Broward joins 100,000 Homes Campaign to track the chronic homeless
By Kimberly Maroe
Public Information Manager Broward County Commission
BROWARD COUNTY, FL — An innovative and successful homeless housing effort, sweeping across communities nationwide, will soon be in place in Broward County. In fact, beginning Oct. 31, 2013, Broward County will be the training ground for the 100,000 Homes Campaign.
The goal is to identify and register the most vulnerable and chronically homeless and prioritize their needs for home placement.
The chronically homeless are those we see on the street each day; as we know many have mental health issues with little to no capability to help themselves.
Programs that will put be in place in the coming months will allow us to have our chronically homeless off the streets by 2015, with substantial improvement during the next year. Broward’s new Homeless Management Information System (HMIS) will be used to register the neediest among the homeless.
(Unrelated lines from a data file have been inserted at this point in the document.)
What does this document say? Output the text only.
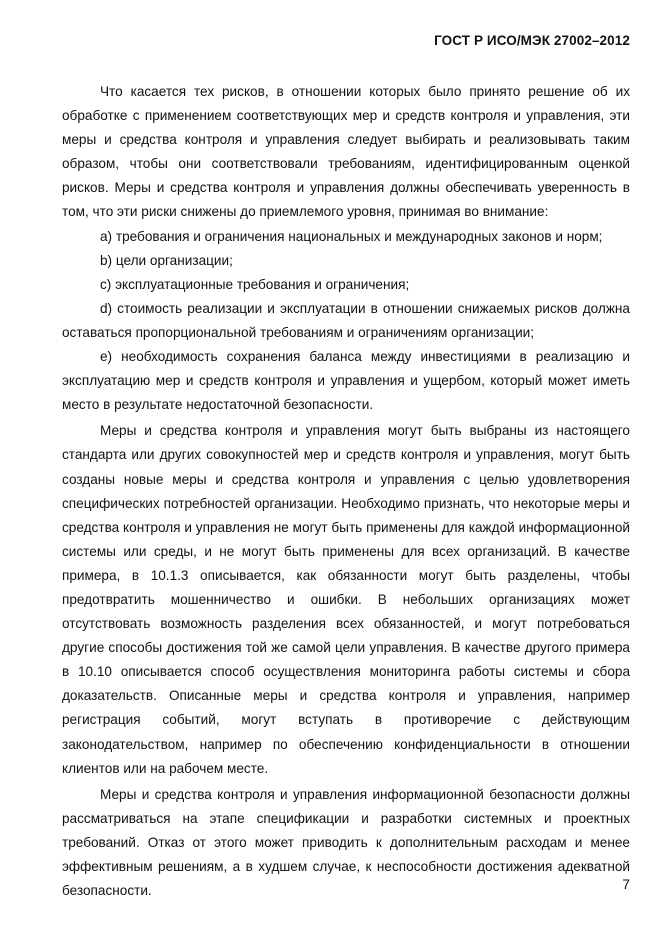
ГОСТ Р ИСО/МЭК 27002–2012

Что касается тех рисков, в отношении которых было принято решение об их обработке с применением соответствующих мер и средств контроля и управления, эти меры и средства контроля и управления следует выбирать и реализовывать таким образом, чтобы они соответствовали требованиям, идентифицированным оценкой рисков. Меры и средства контроля и управления должны обеспечивать уверенность в том, что эти риски снижены до приемлемого уровня, принимая во внимание:

a) требования и ограничения национальных и международных законов и норм;

b) цели организации;

c) эксплуатационные требования и ограничения;

d) стоимость реализации и эксплуатации в отношении снижаемых рисков должна оставаться пропорциональной требованиям и ограничениям организации;

e) необходимость сохранения баланса между инвестициями в реализацию и эксплуатацию мер и средств контроля и управления и ущербом, который может иметь место в результате недостаточной безопасности.

Меры и средства контроля и управления могут быть выбраны из настоящего стандарта или других совокупностей мер и средств контроля и управления, могут быть созданы новые меры и средства контроля и управления с целью удовлетворения специфических потребностей организации. Необходимо признать, что некоторые меры и средства контроля и управления не могут быть применены для каждой информационной системы или среды, и не могут быть применены для всех организаций. В качестве примера, в 10.1.3 описывается, как обязанности могут быть разделены, чтобы предотвратить мошенничество и ошибки. В небольших организациях может отсутствовать возможность разделения всех обязанностей, и могут потребоваться другие способы достижения той же самой цели управления. В качестве другого примера в 10.10 описывается способ осуществления мониторинга работы системы и сбора доказательств. Описанные меры и средства контроля и управления, например регистрация событий, могут вступать в противоречие с действующим законодательством, например по обеспечению конфиденциальности в отношении клиентов или на рабочем месте.

Меры и средства контроля и управления информационной безопасности должны рассматриваться на этапе спецификации и разработки системных и проектных требований. Отказ от этого может приводить к дополнительным расходам и менее эффективным решениям, а в худшем случае, к неспособности достижения адекватной безопасности.	7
This will help us track who is out there, prioritize their needs and assist in identifying housing opportunities,” said Broward Vice Mayor Barbara Sharief, who initiated a Commission approved partnership with the Broward Sheriff’s Office to fund the system.
In Broward County alone, there were 413 Chronically Homeless Individuals and Families counted in the January Homeless Point in Time Count.
In partnership with the Miami-Dade Homeless Trust, Palm Beach County and the Broward Homeless Initiative Partnership, Boot Camp training for communities interested in the 100,000 Homes effort will be trained over a two day period at the Anne Kolb Nature Center, 751 Sheridan St. in Hollywood. Training takes place from 8:30 am to 5 pm both days and trainees have registered from across Florida.
Members of the campaign will learn how to create a by-name registry of homeless people, line up a supply of available housing and resources to service the chronic homeless. “November is National Hunger and Homeless Awareness Month and we want to start now to bring attention to the cause. While the Home-less Point-in-Time Count used to be conducted every other year, we are now doing this annually to get better results that help meet the more stringent requirements from the U.S. Department of Housing and Urban Development,” said Michael Wright, administrator of the Broward County Homeless Initiative Partnership.
The effort is unique, in its three strategies: identify every homeless person on the streets by name, track and measure local housing rates working to house at 2.5 percent of the chronically homeless each month, join the nationwide Campaign to partner in resources and improving systems.